Para começar, etimologicamente, "romântico" vem de Romantismo, uma corrente e pensamento cultural que, desde finais do século XVIII e até às primeiras décadas do século XIX, se voltou para as emoções e ideais humanos. O movimento foi uma reação ao classicismo e iluminismo vigentes, cujos preceitos "espartidavam" o artista e o ser humano em geral e inibiam o fluxo natural de suas emoções naturais.

Nesse contexto, o amor passou a ser visto como um caminho de sublimação, uma espécie de catarse para purificar a alma. O artista romântico era obcecado pelo transcendente; Para ele, o mundo não tinha sentido sem os elementos que elevavam o ser humano acima da mediocridade do cotidiano. O amor, é claro, não poderia ser uma exceção.

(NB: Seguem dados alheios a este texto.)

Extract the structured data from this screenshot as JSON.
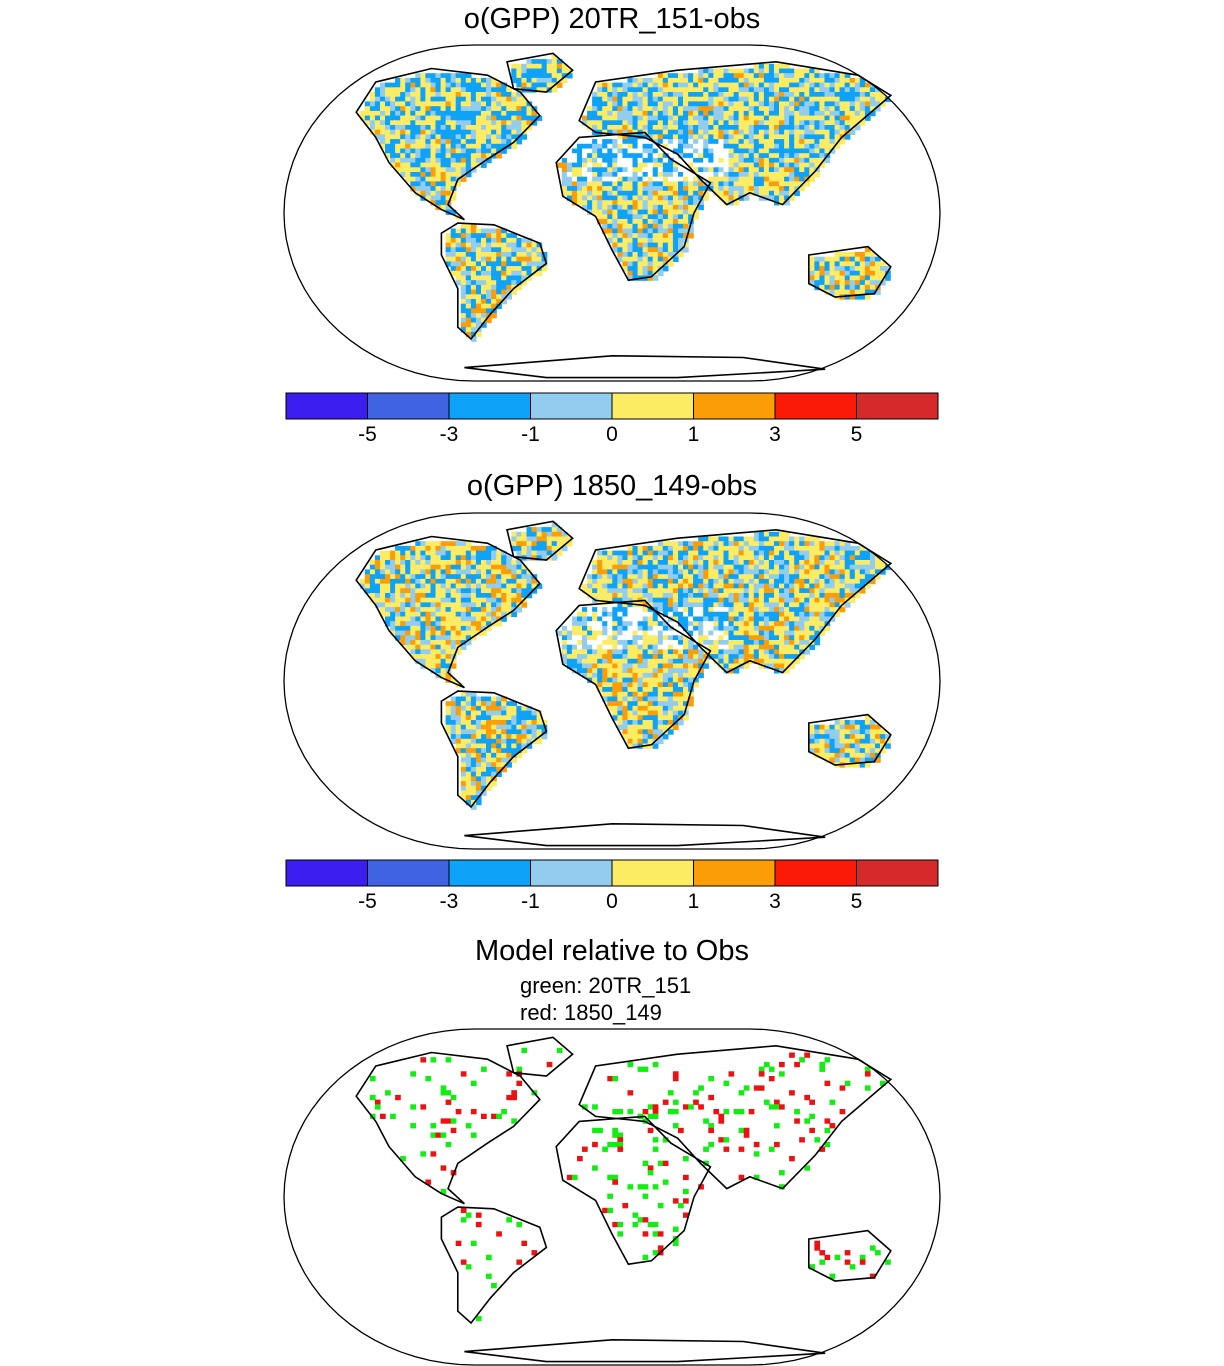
{
  "panels": [
    {
      "title": "o(GPP) 20TR_151-obs",
      "type": "difference-map"
    },
    {
      "title": "o(GPP) 1850_149-obs",
      "type": "difference-map"
    },
    {
      "title": "Model relative to Obs",
      "type": "comparison-map",
      "legend": [
        "green: 20TR_151",
        "red: 1850_149"
      ]
    }
  ],
  "colorbar": {
    "colors": [
      "#3d1ef0",
      "#3f63e2",
      "#0ea2f8",
      "#92cdef",
      "#fcec63",
      "#fb9d06",
      "#fa1a07",
      "#d42a2c"
    ],
    "labels": [
      "-5",
      "-3",
      "-1",
      "0",
      "1",
      "3",
      "5"
    ]
  },
  "comparison_colors": {
    "model_a": "#11ee11",
    "model_b": "#ee1111"
  }
}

A veneração da pessoa amada (uma veneração que muitas vezes beirava a humilhação do amante), o sofrimento do amor, a obsessão por objetivos impossível... Tudo isso caracteriza perfeitamente a ideia de amor na era romântica, que Jane Austen, a grande escritora britânica, retratou com perfeição em seu romance Senso e sensibilidade, em que a protagonista, Marianne, sofre tremendamente por se deixar levar por esse tipo de sentimento.

Ora, se o conceito nasceu no Romantismo, Podemos falar de amor romântico na Idade Média ou é um anacronismo?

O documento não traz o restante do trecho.